RÉCAPITULATIF DES ENJEUX
ET DE LA MISE EN PLACE
D'UNE POLITIQUE DE SÉCURITÉ
DANS UN RÉSEAU INFORMATIQUE

Richard CHBEIR

 

Aucun réseau informatique n'est à l'abri d'une attaque (volontaire ou non) à sa sécurité (Orange book  [1]). Installer uniquement un logiciel de sécurité, souvent nommé firewall ou pare-feu, qui a pour objectif de protéger notre réseau de l'extérieur n'est pas suffisant. Les statistiques montrent que 60 % des incidents d'attaques et d'intrusions viennent de l'intérieur du réseau (dont 20 % non volontaires et 40 % volontaires) et 40 % de l'extérieur. Cela dit, la protection contre les attaques informatiques doit englober la totalité du réseau. L'objectif de ce papier n'est pas de proposer une nouvelle solution de sécurité, mais plutôt de vous soumettre une étude sur les principaux éléments à prendre en compte lors de la mise en place d'une politique de sécurité contre les intrusions informatiques.
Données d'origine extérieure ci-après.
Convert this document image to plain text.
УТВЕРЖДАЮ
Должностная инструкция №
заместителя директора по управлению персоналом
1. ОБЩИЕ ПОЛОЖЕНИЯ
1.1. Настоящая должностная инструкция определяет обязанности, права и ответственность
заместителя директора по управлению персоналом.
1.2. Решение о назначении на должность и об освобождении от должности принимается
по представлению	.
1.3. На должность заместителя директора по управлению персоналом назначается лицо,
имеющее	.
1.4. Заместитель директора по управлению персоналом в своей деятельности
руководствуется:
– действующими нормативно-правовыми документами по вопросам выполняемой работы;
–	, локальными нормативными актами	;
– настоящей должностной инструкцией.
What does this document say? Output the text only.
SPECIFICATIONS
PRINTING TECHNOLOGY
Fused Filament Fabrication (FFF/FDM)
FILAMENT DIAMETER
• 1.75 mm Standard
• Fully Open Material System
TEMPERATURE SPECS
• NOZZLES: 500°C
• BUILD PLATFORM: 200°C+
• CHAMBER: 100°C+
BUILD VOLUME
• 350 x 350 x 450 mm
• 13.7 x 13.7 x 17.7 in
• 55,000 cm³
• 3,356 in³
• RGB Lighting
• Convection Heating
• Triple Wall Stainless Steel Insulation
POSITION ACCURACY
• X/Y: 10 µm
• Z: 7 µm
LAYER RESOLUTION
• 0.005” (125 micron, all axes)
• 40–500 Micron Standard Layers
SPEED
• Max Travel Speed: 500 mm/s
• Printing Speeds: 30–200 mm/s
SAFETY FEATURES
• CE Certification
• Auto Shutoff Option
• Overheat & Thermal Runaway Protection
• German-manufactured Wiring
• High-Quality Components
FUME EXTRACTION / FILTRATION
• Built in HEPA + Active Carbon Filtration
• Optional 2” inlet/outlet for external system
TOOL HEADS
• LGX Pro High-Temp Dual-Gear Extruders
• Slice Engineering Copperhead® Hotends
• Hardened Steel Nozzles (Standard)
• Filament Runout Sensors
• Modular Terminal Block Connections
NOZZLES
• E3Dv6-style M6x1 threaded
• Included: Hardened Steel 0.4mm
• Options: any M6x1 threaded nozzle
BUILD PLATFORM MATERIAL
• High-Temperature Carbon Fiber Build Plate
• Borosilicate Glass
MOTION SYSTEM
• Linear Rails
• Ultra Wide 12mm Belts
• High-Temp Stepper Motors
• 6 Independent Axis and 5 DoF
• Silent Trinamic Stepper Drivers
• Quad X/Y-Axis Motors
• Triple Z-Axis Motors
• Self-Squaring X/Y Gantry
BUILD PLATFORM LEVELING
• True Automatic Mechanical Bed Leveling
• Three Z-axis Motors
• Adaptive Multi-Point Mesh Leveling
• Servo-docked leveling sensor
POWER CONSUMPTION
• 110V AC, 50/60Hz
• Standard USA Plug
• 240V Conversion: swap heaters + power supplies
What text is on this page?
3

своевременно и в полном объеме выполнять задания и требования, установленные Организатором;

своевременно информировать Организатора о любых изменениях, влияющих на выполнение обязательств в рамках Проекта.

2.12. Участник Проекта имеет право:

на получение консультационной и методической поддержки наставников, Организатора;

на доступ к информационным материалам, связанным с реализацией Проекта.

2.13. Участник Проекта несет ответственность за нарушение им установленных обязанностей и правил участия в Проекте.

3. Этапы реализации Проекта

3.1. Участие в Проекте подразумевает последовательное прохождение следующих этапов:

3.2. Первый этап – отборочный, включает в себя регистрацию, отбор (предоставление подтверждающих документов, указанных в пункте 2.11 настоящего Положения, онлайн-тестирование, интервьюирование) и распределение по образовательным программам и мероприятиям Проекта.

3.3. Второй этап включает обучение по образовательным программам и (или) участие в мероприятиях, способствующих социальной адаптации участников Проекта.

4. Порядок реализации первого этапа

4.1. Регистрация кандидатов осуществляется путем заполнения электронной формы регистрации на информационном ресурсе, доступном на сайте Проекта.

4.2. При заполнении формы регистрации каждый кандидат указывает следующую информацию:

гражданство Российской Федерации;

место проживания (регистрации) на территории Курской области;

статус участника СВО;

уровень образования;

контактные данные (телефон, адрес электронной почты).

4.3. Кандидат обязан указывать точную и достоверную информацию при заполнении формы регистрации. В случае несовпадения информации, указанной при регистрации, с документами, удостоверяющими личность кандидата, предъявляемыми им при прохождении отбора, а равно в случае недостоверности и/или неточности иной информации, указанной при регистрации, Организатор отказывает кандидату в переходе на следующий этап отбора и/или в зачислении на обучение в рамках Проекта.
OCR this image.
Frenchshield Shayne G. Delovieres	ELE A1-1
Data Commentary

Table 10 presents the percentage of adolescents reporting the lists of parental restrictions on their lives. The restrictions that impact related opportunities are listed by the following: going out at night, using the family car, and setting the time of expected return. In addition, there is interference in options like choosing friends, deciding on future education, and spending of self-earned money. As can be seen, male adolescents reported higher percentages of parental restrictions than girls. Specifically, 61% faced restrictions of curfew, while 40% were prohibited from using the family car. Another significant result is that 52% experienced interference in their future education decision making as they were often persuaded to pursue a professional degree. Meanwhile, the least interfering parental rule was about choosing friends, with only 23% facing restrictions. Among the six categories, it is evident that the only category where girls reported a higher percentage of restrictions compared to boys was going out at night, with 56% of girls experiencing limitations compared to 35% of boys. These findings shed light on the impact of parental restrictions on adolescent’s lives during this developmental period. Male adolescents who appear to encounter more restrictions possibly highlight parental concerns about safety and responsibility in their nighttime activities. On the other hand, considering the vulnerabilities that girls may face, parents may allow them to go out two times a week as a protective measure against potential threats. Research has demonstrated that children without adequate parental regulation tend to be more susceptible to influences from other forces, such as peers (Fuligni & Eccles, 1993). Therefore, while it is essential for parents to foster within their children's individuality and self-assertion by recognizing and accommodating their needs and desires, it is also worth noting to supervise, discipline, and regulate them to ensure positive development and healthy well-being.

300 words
Le papier s'articule autours de 3 axes principaux :

  • L'identification des enjeux, des risques et des techniques de piratage utilisées.
  • Les mesures de sécurité dans un réseau : pour pouvoir se défendre contre les dangers omniprésents. L'authentification des utilisateurs, leurs droits d'accès, les ports et les services, les outils de sécurité, les audits et les sauvegardes seront abordés.
  • Les principales opérations à effectuer avant et/ou après les attaques.

LES ENJEUX ET LES RISQUES

Pour se protéger des pirates [2]v , il faut connaître les possibilités d'attaques. Aussi, pour se défendre d'elles, il faut commencer par accepter le danger. La mise en place d'une politique (ou plan) de sécurité consiste en :

L'identification des éléments à protéger (matériels, logiciels, données, personnes, etc.).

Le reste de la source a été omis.